Many children and even grandchildren of those who endure the trauma of war, genocide, rape, or parental abuse, say that, though they themselves did not witness the trauma, they feel it in their bones.
In 1975 Selma Fraiberg wrote, “In every nursery there are ghosts. They are visitors from the unremembered past of the parents.” When the interpersonal environment is happy, these “unfriendly and unbidden spirits are banished from the nursery and return to their subterranean dwelling place.”  Even when parental love is strong, these intruders may break through the “magic circle in an unguarded moment.” The child may not have experienced the traumatic event, but nonetheless re-experiences it through a parent’s unconscious reenactment. The parent’s touch, gesture, and tone inform daily interactions and communicate to the child the essence if not the particulars of the trauma.
For decades, Fraiberg’s model of inherited trauma, with some refinements , was the accepted model of the strange transmission of trauma from one generation to the next. I discovered a rich new seam of research while attending the World Economic Forum in Davos (2020) where Rachel Yehuda presented an overview of the genetic impacts of post-traumatic stress, adding yet another reason to the already long list of reasons why more reliable and effective treatments for this difficult to tackle condition are urgently needed. Yehuda, Director of Traumatic Stress Studies at the Mount Sinai School, highlighted therapies involving the use of MDMA, but what struck me was her meticulous discussion of how the trauma can be transmitted not only through subtle meanings embedded in a parent’s behavior or through the effects of a parent’s ability to conceptualize the child’s needs, but directly, insidiously through genes.
The idea that trauma takes hold in and changes our bodies is widely accepted. As Bessel van der Kolk says in his book on trauma, “the body keeps the score.” Yet the idea that trauma has a genetic legacy is highly controversial. But when a recent study followed descendants of Civil War prisoners and found their sons, from middle age on, were 10 percent more likely to die than their peers, and attributed this vulnerability to an epigenetic mechanism , critics saw a “malady in modern science” whereby the more sensational the claim, the lower the bar for supporting evidence. 
Such criticism does not do current research justice. Yehuda explores a range of studies, some in mice, but many in humans that show intergenerational transmission of trauma, some through the mother, some through the father.
Some examples she cites could perhaps be explained through Fraiberg’s model, where touch, mirroring, tone, and other behavior, account for the children’s severe psychiatric conditions. This includes Vivian Rakoff’s pivotal account of three children of Holocaust survivors who were so deeply disturbed, it was as though they themselves “had suffered the corrupting searing hell” . This “secondary traumatization” was also found in children of veterans of the Vietnam war.
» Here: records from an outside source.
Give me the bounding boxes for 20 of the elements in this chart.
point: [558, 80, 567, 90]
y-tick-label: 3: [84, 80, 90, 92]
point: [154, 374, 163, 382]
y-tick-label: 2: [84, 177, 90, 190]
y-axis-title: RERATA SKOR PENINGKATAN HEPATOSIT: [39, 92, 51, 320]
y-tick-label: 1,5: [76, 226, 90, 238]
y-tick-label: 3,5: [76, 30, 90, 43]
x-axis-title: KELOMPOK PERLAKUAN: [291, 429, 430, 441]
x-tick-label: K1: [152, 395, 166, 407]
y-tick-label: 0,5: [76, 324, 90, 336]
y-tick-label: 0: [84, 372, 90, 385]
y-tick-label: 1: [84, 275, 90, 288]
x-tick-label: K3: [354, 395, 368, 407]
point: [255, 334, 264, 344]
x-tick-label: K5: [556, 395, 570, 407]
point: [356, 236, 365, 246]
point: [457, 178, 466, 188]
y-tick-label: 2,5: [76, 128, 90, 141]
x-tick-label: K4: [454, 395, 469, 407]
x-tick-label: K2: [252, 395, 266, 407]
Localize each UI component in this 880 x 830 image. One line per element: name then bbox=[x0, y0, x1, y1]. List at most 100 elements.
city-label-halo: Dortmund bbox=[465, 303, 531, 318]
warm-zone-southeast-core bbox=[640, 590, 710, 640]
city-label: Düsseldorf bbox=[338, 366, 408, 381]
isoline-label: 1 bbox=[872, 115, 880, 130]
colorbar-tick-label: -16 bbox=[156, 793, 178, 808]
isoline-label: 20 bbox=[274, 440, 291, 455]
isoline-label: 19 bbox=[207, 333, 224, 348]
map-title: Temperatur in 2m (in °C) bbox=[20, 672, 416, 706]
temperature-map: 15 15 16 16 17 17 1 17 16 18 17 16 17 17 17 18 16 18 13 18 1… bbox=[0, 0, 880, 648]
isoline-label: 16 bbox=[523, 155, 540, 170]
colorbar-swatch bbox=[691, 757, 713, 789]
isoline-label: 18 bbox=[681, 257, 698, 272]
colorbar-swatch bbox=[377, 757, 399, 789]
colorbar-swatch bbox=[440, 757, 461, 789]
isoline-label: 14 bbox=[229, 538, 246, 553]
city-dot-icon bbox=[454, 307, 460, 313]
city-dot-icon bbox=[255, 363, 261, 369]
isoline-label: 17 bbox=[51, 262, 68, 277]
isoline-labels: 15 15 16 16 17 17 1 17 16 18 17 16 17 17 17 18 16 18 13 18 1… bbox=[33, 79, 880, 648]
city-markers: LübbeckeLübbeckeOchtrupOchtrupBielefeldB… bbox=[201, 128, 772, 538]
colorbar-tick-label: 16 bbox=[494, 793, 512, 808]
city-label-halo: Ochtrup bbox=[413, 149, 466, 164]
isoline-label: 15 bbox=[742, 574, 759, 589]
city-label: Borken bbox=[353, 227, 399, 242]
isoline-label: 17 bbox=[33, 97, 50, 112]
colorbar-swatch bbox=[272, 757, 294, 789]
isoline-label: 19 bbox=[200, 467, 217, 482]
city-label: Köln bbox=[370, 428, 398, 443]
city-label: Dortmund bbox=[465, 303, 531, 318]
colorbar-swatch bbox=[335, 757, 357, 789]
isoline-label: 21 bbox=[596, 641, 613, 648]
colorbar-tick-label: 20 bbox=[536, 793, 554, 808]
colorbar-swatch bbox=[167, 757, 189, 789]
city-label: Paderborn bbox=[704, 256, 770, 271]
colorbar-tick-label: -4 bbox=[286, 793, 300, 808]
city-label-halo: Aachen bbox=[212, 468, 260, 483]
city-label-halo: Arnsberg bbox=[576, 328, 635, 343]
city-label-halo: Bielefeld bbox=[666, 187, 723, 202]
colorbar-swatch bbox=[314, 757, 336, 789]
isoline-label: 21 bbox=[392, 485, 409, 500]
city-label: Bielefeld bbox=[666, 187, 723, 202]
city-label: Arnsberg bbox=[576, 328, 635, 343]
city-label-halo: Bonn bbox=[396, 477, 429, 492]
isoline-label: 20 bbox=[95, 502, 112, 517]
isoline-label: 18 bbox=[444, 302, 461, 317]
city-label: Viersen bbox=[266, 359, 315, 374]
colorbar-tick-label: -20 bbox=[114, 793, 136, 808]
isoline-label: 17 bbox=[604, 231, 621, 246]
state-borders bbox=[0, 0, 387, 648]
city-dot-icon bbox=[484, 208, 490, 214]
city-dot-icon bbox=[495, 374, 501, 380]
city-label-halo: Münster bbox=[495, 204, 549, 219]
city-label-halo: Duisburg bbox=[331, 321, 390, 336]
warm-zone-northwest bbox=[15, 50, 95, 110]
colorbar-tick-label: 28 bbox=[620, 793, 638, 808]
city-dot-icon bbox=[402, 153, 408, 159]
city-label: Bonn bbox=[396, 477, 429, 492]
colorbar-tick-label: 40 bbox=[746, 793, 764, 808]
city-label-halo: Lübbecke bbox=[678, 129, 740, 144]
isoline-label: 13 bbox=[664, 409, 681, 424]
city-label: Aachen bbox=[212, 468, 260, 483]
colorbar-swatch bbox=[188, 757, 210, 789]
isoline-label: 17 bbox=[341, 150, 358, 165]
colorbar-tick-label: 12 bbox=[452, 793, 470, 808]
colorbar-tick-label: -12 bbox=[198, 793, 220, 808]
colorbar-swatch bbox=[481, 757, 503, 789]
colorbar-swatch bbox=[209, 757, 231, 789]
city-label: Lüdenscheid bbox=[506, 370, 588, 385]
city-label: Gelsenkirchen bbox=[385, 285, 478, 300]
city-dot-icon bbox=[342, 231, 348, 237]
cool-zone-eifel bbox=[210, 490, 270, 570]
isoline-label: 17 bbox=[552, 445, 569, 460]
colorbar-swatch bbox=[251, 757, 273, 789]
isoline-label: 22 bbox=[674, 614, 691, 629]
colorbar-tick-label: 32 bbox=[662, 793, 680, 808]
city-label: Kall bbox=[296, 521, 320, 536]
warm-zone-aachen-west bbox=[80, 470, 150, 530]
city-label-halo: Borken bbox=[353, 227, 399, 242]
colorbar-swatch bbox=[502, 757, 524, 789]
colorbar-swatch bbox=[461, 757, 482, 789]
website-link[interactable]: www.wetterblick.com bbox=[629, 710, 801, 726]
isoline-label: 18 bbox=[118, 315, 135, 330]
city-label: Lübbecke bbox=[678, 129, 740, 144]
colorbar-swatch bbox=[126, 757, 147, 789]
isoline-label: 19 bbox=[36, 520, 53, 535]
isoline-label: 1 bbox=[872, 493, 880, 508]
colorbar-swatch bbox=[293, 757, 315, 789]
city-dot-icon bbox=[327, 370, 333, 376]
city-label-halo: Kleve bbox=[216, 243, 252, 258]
But when blunted cortisol activity was found in very young children of PTSD sufferers, it seemed more and more clear that, as Yehuda writes, “at least some ‘programmed’ epigenetic modifications may be established through gene… environments.” 
The epigenetic argument is that trauma leaves a chemical mark that influences how genes are expressed. The alteration in the mechanism translating the genetic code into functioning proteins is sometimes referred to as an on/off switch. Yehuda looks, broadly, at two very different routes to epigenetic effects. The first arises from the hormonal environment within the womb. This environment, impacted by maternal trauma, alters chemicals that impact gene transcription in the fetus. The womb environment also could explain findings that children born to mothers who, in their third trimester of pregnancy, were evacuated during the attack on the World Trade Center, were more reactive, or easily frightened by new experiences. Certain epigenetic changes are more likely to occur at specific stages of fetal development.
The second route to the intergenerational transmission of trauma occurs before conception, through changes in parental germ cells. Critics argue that this is implausible. How, they demand, could trauma impact an adult’s sperm or egg cells? In any case, the critics say, after conception, there is a process referred to as “rebooting” that strips away many chemical markers on the genes.
But there is strong evidence of cases where the “cleansing” or “rebooting” process is incomplete. Over a decade ago, descendants from parents and grandparents who endured the post-World War II famine in the Netherlands were found to carry a telltale chemical marker on their genes. This was then linked to high body mass in their offspring. The hypothesis is that starvation changed the genes of the children and grandchildren to ensure they were better at conserving calories. During a time of famine, such conservation would be beneficial. During a time of plenty, such conservation leads to obesity and its resulting hit to health. More recently, changes were also found in a specific gene of babies born to mothers who endured trauma in the Democratic Republic of Congo warzones.
Perhaps resistance to epigenetic explanations lies in its apparently pessimistic implication that the children of trauma victims are doomed by their genes. Yet what epigenetics teaches is that your genes do not hand you a fixed life script. If past experiences can cause generations of harm, subsequent good experiences can remedy at least some damage.